Por Eduardo Febbro
Desde Atenas
Tener a Alexis Tsipras sentando enfrente
durante una hora, someterlo a una batería de preguntas y constatar que
el dirigente del movimiento de la izquierda radical griega, no
es una imagen fabricada por los medios, sino una continuidad manifiesta
entre el hombre que pone de pie a las multitudes, el que responde a los
ataques feroces que le lanza la derecha con una calma ecuménica, y el
que, ahora, despliega la misma paciencia cuando
explica los fundamentos de su fe política en la oficina que ocupa en el
Parlamento griego. No siempre es así. La mayor parte de las veces la
distancia entre el personaje público, el de las cámaras, y el real es
enorme. Tsipras es uno y el mismo, un líder fuerte en un
caparazón de ternura. Su casi incapacidad de ponerse nervioso o agresivo
contrasta con el sistema de fieras en el que se mueve y con el lugar a
donde la historia lo puso de golpe. Hace un año, Syriza tenía no
más del 3% de los votos. En mayo de 2012, Tsipras fue
llamado a formar un gobierno –no lo consiguió– y en junio quedó a las
puertas del poder con el 27%, detrás de la
derecha de Nueva Democracia, 29%.
Syriza es ahora la segunda fuerza política de Grecia y, además, se
constituyó como el grupo parlamentario de izquierda no socialista más
importante de Europa. Una hazaña política inédita que se plasmó con la
crisis abismal que vive Grecia y con un mensaje distinto: decir no a las
políticas neoliberales, cambiar la estructura del euro, no aceptar las
condiciones impuestas a Grecia por el trío de gendarmes compuesto por el
Fondo Monetario Internacional, el Banco Central Europeo y la Unión
Europea a cambio de los planes de ayuda. Los medios de comunicación del
liberalismo parlamentario, sobre todo los alemanes, le tejieron una
leyenda negra. Tsipras pasó a ser el “anti euro”. No se presenta ni como
anti euro ni como un héroe, pero Grecia se dividió de pronto en dos:
tsiprofóbicos o tsiprofilos.
A sus 38 años, Tsipras resistió a las dos cosas. Modesto,
humano, cercano, Tsipras cultivó el mito de la normalidad: se parece a
cualquier persona, está al alcance, es “Alexis”, como lo llaman sus
partidarios, un hombre alejado de las pasiones que su ascenso suscita.

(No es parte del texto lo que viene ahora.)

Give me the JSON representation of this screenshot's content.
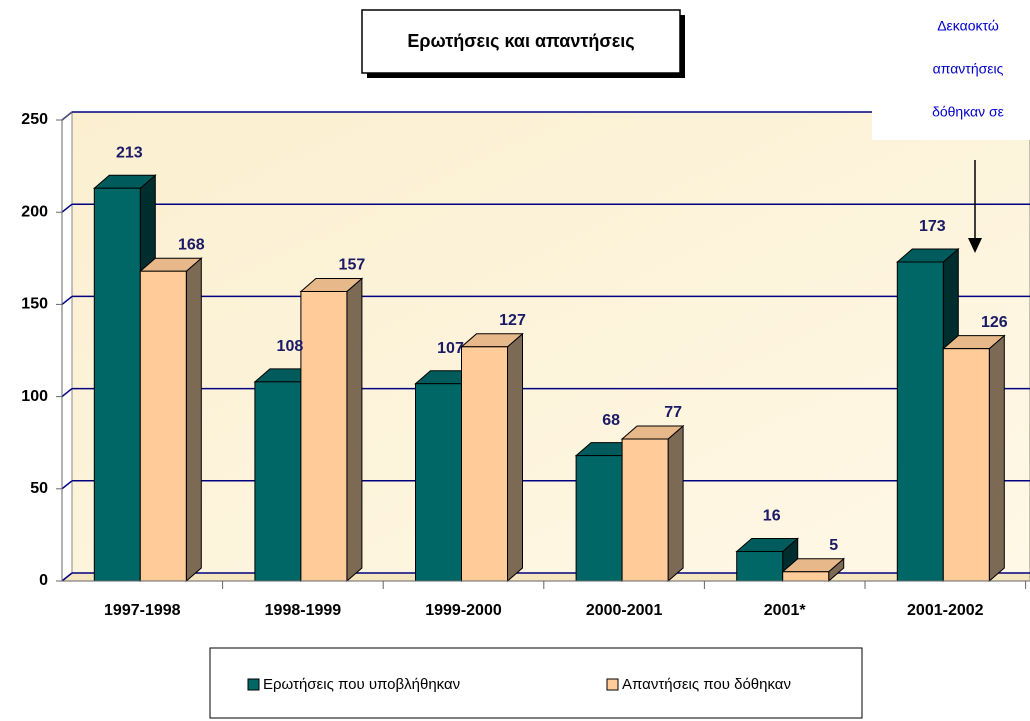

Es poco común entre los hombres políticos, sobre todo en Europa, donde
cada dirigente se siente y se cree investido de una misión universal. Tsipras dice lo contrario: está para aprender, para escuchar. Los
medios la llaman “el hombre que hizo temblar a Europa”, pero este
dirigente político de una nueva especie no se inmuta. “Sé enojarme, pero
eso de gritar o ponerme nervioso no corresponde a mi temperamento”,
explica casi disculpándose. Una periodista del Washington Post que
estuvo con él lo calificó de “romántico”. No hay que
equivocarse. Es un felino político que se desliza con discreción y
gana. Comprometido en sus análisis y su acción, libre de la influencia
de los volcanes y los insultos que le salen al paso. Tsipras osó este
año lo impensable: poner en tela de juicio la biblia liberal y su
metodología encarnada en el llamado “memorando de austeridad” que busca
hacer de Grecia una sociedad en penitencia y sacrificada. La hora es
grave: la mitad de la juventud que no tiene ni casa ni trabajo, hay en
Grecia un movimiento neonazi que entró con fuerza en el Parlamento, que
hace campaña de recolecta de sangre con el slogan “sangre griega para
los griegos”: el país está sitiado por el signo del recorte. Desempleo,
miseria, descomposición social.
La catástrofe es inmensa y el capitán que promete salir de ello no
pertenece a los partidos de izquierda que siempre hicieron gobiernos, es
decir, la socialdemocracia, sino a un movimiento de izquierda radical
donde hay desde trotskistas hasta comunistas. Un hombre ponderado, que
siempre sonríe, que le opone a la adversidad y a la agresividad una
cordialidad casi devota. Alexis Tsipras nació en Atenas con la nueva
historia: vino al mundo cuatro días después de la caída de la dictadura
de los coroneles. No tardó en empaparse en política: desde el
bachillerato, pasando por la universidad, siempre a la izquierda. En
2008 hizo historia en un país donde la clase política es un círculo
gerontocrático: asumió la dirección de la izquierda radical y se
convirtió en el líder más joven de la historia del país a la cabeza de
un partido. Un año más tarde dio un paso más en la hazaña: unió al
movimiento, silenció las voces discordantes dentro de una corriente
desestabilizada por la polifonía de las tendencias. De allí a este 2012,
Tsipras se convirtió en el demonio de los banqueros, en la pesadilla
siglo XXI de los banqueros y funcionarios de la Unión Europea y en el
abanderado universal de la oposición al liberalismo cínico y depredador.
De pronto, en sus labios, las palabras “pueblo”, “lucha”, “dignidad”,
“justicia social” o “igualdad” tienen resonancias renovadas. Son
verosímiles, como él. Alexis Tsipras no está lejos de viajar en la
Argentina. Hace unos días interpeló al Parlamento para que pidiera a
Buenos Aires que investigara los cerca de 17 griegos o descendientes de
griegos que de-saparecieron en la Argentina durante la última dictadura
militar. Hay cosas, dice Tsipras, que no deben y no se pueden olvidar.